The Foundation outlined a revised 2026 protocol roadmap built on three pillars: scaling the base layer, improving the end-user experience, and hardening L1 infrastructure. To coordinate this effort, a dedicated "Platform Team" has been formed to ensure L1 and L2 development progress under a unified framework. The team's mandate includes advancing critical L1 upgrades such as Verkle tree migration, native account abstraction via EIP-7702, and progressive gas limit increases.
This strategic rebalancing addresses a growing concern within the ecosystem. While the rollup-centric model successfully offloaded execution to L2s—which now process roughly 10 times more daily transactions than Ethereum L1—it allowed the base layer to stagnate. This has led to ecosystem fragmentation, with users facing confusing bridging steps, fragmented liquidity, and inconsistent experiences across dozens of active L2 networks. The widening gap between L2 performance and L1's unchanged throughput during congestion has eroded Ethereum's core advantage of composability.

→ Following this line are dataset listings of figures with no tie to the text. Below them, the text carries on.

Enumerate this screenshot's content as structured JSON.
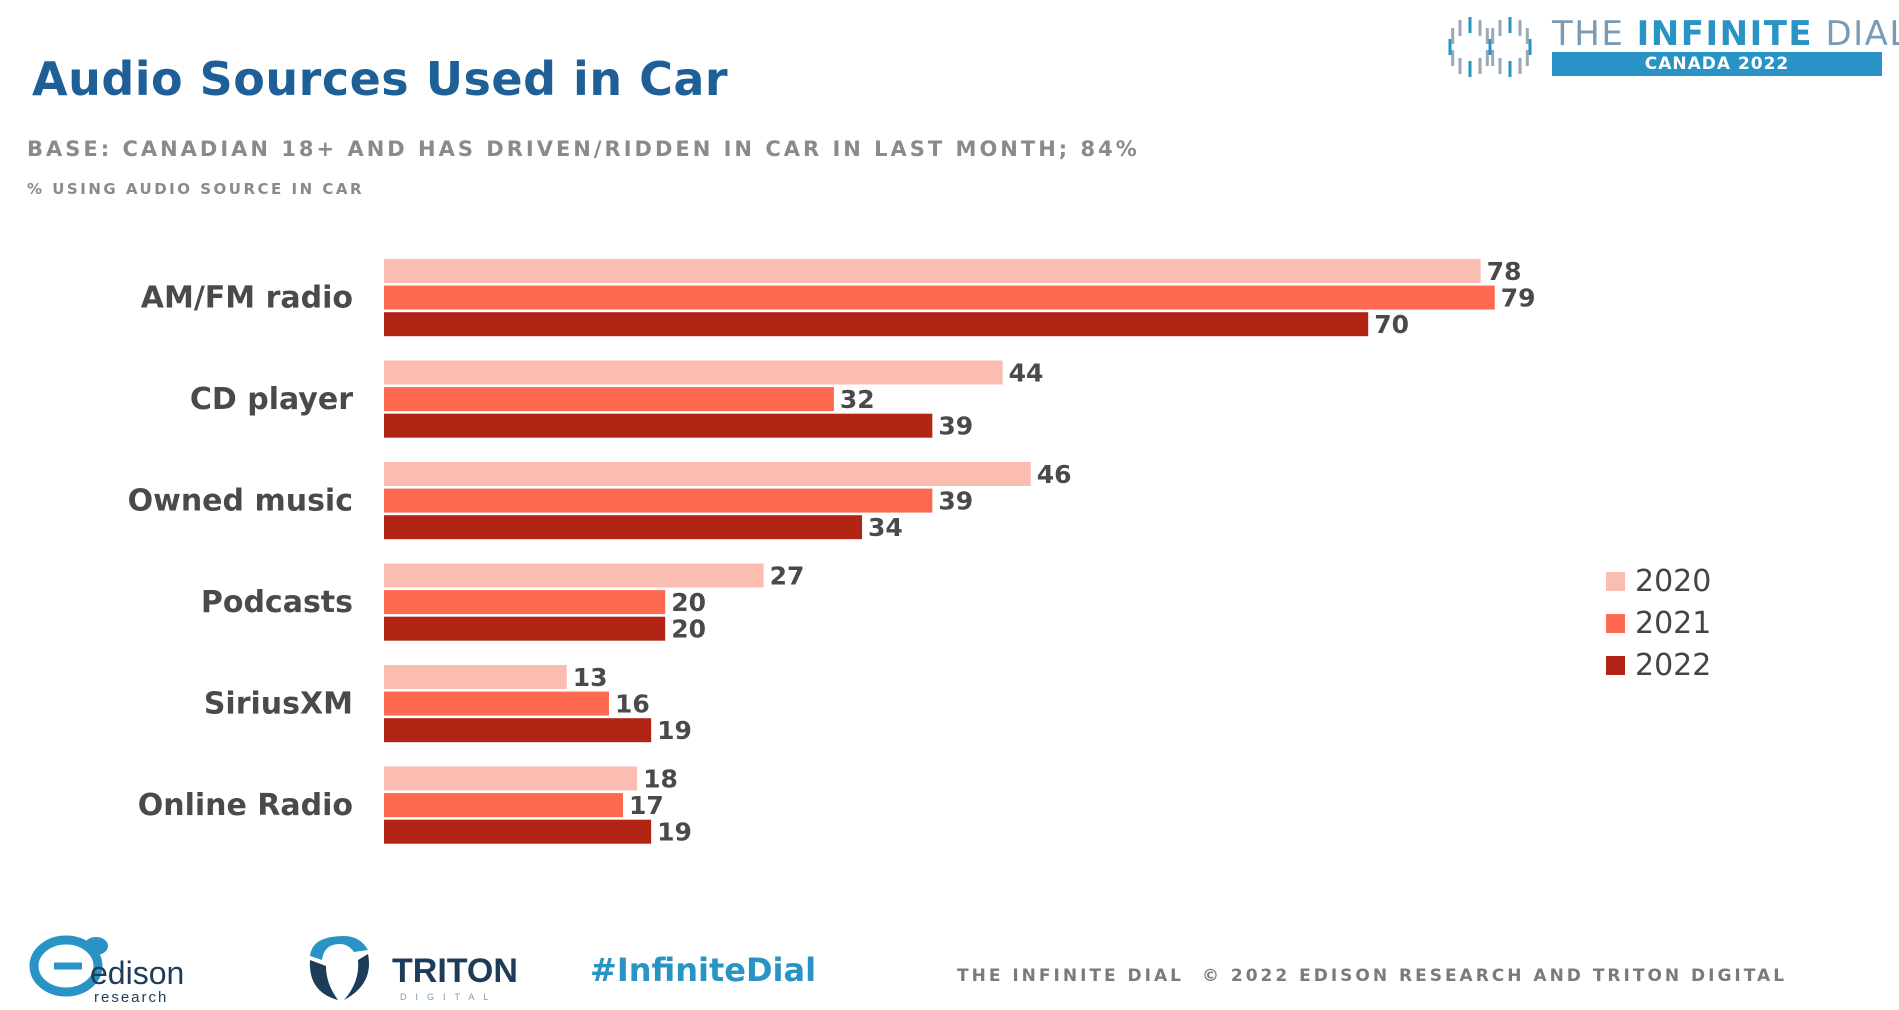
{
  "header": {
    "title": "Audio Sources Used in Car",
    "base_note": "BASE: CANADIAN 18+ AND HAS DRIVEN/RIDDEN IN CAR IN LAST MONTH; 84%",
    "subtitle": "% USING AUDIO SOURCE IN CAR"
  },
  "brand": {
    "word_plain": "THE",
    "word_bold": "INFINITE",
    "word_end": "DIAL",
    "band": "CANADA  2022"
  },
  "footer": {
    "edison_name": "edison",
    "edison_sub": "research",
    "triton_name": "TRITON",
    "triton_sub": "DIGITAL",
    "hashtag": "#InfiniteDial",
    "left_text": "THE INFINITE DIAL",
    "right_text": "© 2022 EDISON RESEARCH AND TRITON DIGITAL"
  },
  "colors": {
    "s2020": "#fbbdb2",
    "s2021": "#fd6a50",
    "s2022": "#b22414",
    "title": "#1d5f96",
    "accent": "#2a93c6"
  },
  "chart_data": {
    "type": "bar",
    "orientation": "horizontal",
    "categories": [
      "AM/FM radio",
      "CD player",
      "Owned music",
      "Podcasts",
      "SiriusXM",
      "Online Radio"
    ],
    "series": [
      {
        "name": "2020",
        "values": [
          78,
          44,
          46,
          27,
          13,
          18
        ]
      },
      {
        "name": "2021",
        "values": [
          79,
          32,
          39,
          20,
          16,
          17
        ]
      },
      {
        "name": "2022",
        "values": [
          70,
          39,
          34,
          20,
          19,
          19
        ]
      }
    ],
    "legend_position": "right",
    "grid": false
  }
}
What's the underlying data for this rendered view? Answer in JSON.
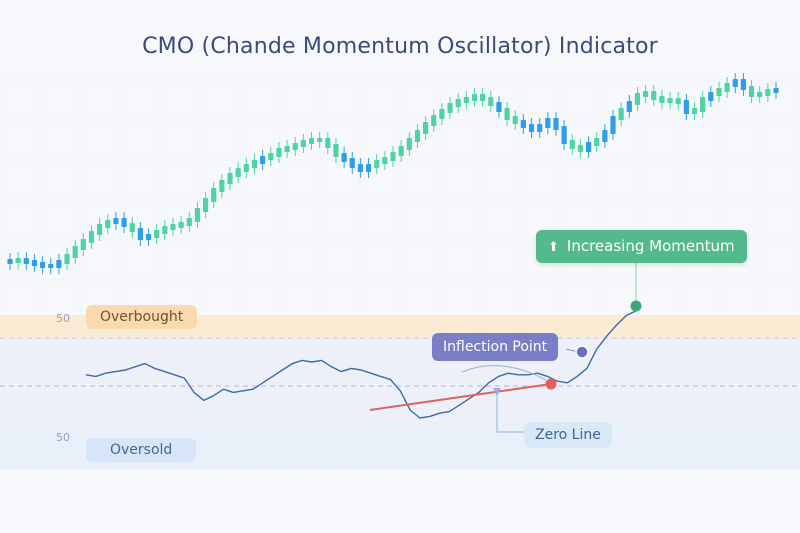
{
  "title": "CMO (Chande Momentum Oscillator) Indicator",
  "labels": {
    "overbought": "Overbought",
    "oversold": "Oversold",
    "inflection": "Inflection Point",
    "zero_line": "Zero Line",
    "momentum": "Increasing Momentum"
  },
  "icons": {
    "momentum": "up-arrow-icon"
  },
  "colors": {
    "bull": "#4fd3a2",
    "bear": "#2f9ee8",
    "cmo_line": "#3d6aa8",
    "trend_line": "#e0605e",
    "overbought_band": "#fbe8cf",
    "oversold_band": "#e7eefa",
    "momentum_dot": "#3aa876",
    "inflection_dot": "#6a6fc4"
  },
  "chart_data": [
    {
      "type": "candlestick",
      "title": "",
      "series": [
        {
          "name": "",
          "up": [
            0,
            1,
            0,
            0,
            0,
            0,
            0,
            1,
            1,
            1,
            1,
            1,
            1,
            0,
            0,
            1,
            0,
            0,
            1,
            1,
            1,
            1,
            1,
            1,
            1,
            1,
            1,
            1,
            1,
            1,
            1,
            0,
            1,
            1,
            1,
            1,
            1,
            1,
            1,
            1,
            1,
            0,
            0,
            0,
            0,
            1,
            1,
            1,
            1,
            1,
            1,
            1,
            1,
            1,
            1,
            1,
            1,
            1,
            1,
            1,
            0,
            1,
            1,
            0,
            0,
            0,
            0,
            0,
            0,
            1,
            1,
            0,
            1,
            0,
            0,
            1,
            0,
            1,
            1,
            1,
            1,
            1,
            1,
            0,
            1,
            1,
            0,
            1,
            1,
            0,
            0,
            1,
            1,
            1,
            0
          ],
          "close": [
            261,
            260,
            262,
            264,
            266,
            266,
            262,
            256,
            248,
            241,
            233,
            226,
            222,
            220,
            225,
            230,
            238,
            236,
            232,
            228,
            226,
            224,
            220,
            210,
            200,
            190,
            182,
            175,
            170,
            166,
            162,
            158,
            155,
            150,
            148,
            145,
            142,
            140,
            140,
            146,
            155,
            160,
            166,
            170,
            166,
            162,
            159,
            154,
            148,
            140,
            132,
            124,
            117,
            111,
            105,
            101,
            99,
            96,
            99,
            104,
            110,
            118,
            122,
            126,
            130,
            126,
            120,
            128,
            142,
            147,
            150,
            144,
            140,
            132,
            118,
            110,
            103,
            95,
            93,
            98,
            101,
            100,
            102,
            112,
            110,
            99,
            94,
            90,
            85,
            81,
            88,
            95,
            94,
            91,
            90
          ]
        }
      ]
    },
    {
      "type": "line",
      "title": "",
      "yticks": [
        "50",
        "50"
      ],
      "series": [
        {
          "name": "",
          "values": [
            7,
            6,
            8,
            9,
            10,
            12,
            14,
            11,
            9,
            7,
            5,
            -4,
            -9,
            -6,
            -2,
            -4,
            -3,
            -2,
            2,
            6,
            10,
            14,
            16,
            15,
            16,
            12,
            9,
            11,
            10,
            8,
            6,
            4,
            -3,
            -15,
            -20,
            -19,
            -17,
            -16,
            -12,
            -8,
            -4,
            2,
            6,
            8,
            7,
            7,
            8,
            6,
            3,
            2,
            6,
            11,
            23,
            31,
            38,
            44,
            47
          ]
        }
      ],
      "annotations": [
        "Overbought",
        "Oversold",
        "Inflection Point",
        "Zero Line",
        "Increasing Momentum"
      ]
    }
  ]
}
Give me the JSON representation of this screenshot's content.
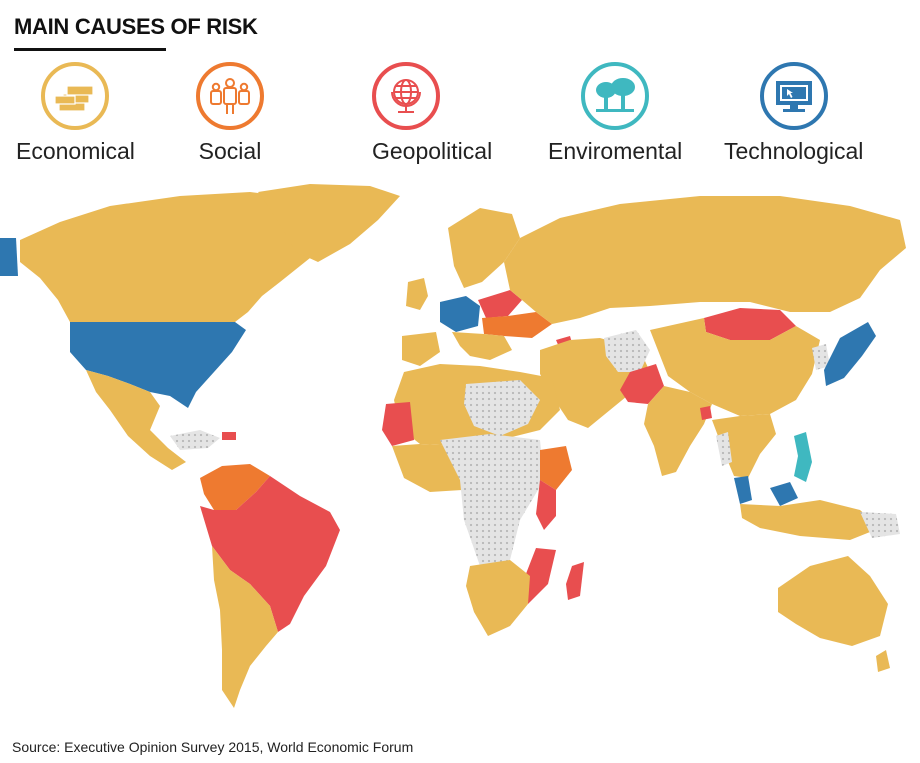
{
  "title": "MAIN CAUSES OF RISK",
  "legend": [
    {
      "label": "Economical",
      "color": "#E9B955",
      "icon": "money-stack-icon"
    },
    {
      "label": "Social",
      "color": "#EE7A30",
      "icon": "people-icon"
    },
    {
      "label": "Geopolitical",
      "color": "#E84E4F",
      "icon": "globe-icon"
    },
    {
      "label": "Enviromental",
      "color": "#3FB8C0",
      "icon": "trees-icon"
    },
    {
      "label": "Technological",
      "color": "#2E77B0",
      "icon": "monitor-icon"
    }
  ],
  "no_data_color": "#D9D9D9",
  "source": "Source: Executive Opinion Survey 2015, World Economic Forum"
}
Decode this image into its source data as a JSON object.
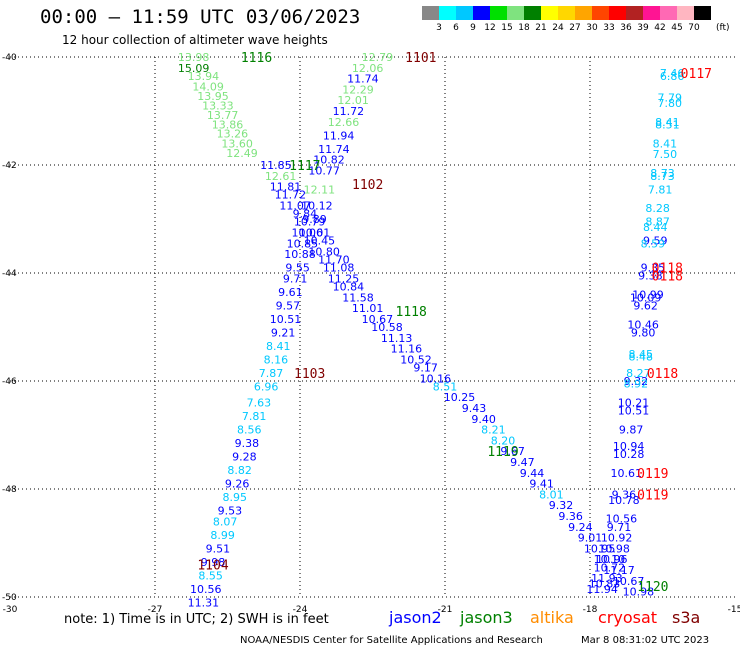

The Foundation frames the move not as a rejection of rollups, which remain central to long-term scaling, but as a necessary correction. The goal is to transform Ethereum L1 from a pure settlement layer back toward a scalable execution environment capable of handling more activity directly. A key long-term ambition is anchored by the Beam Chain proposal, with a target of achieving 100,000 transactions per second (TPS) on the base layer.
Competitive pressure from other blockchains is a clear driver for this shift. Networks like Solana, which have made L1 performance a central selling point, and newer high-throughput EVM alternatives like Monad, have attracted developers and users seeking speed and low fees without L2 complexity. By strengthening L1, Ethereum aims to better position itself against these rivals and capture institutional demand that requires base-layer guarantees for privacy and enterprise-grade capabilities.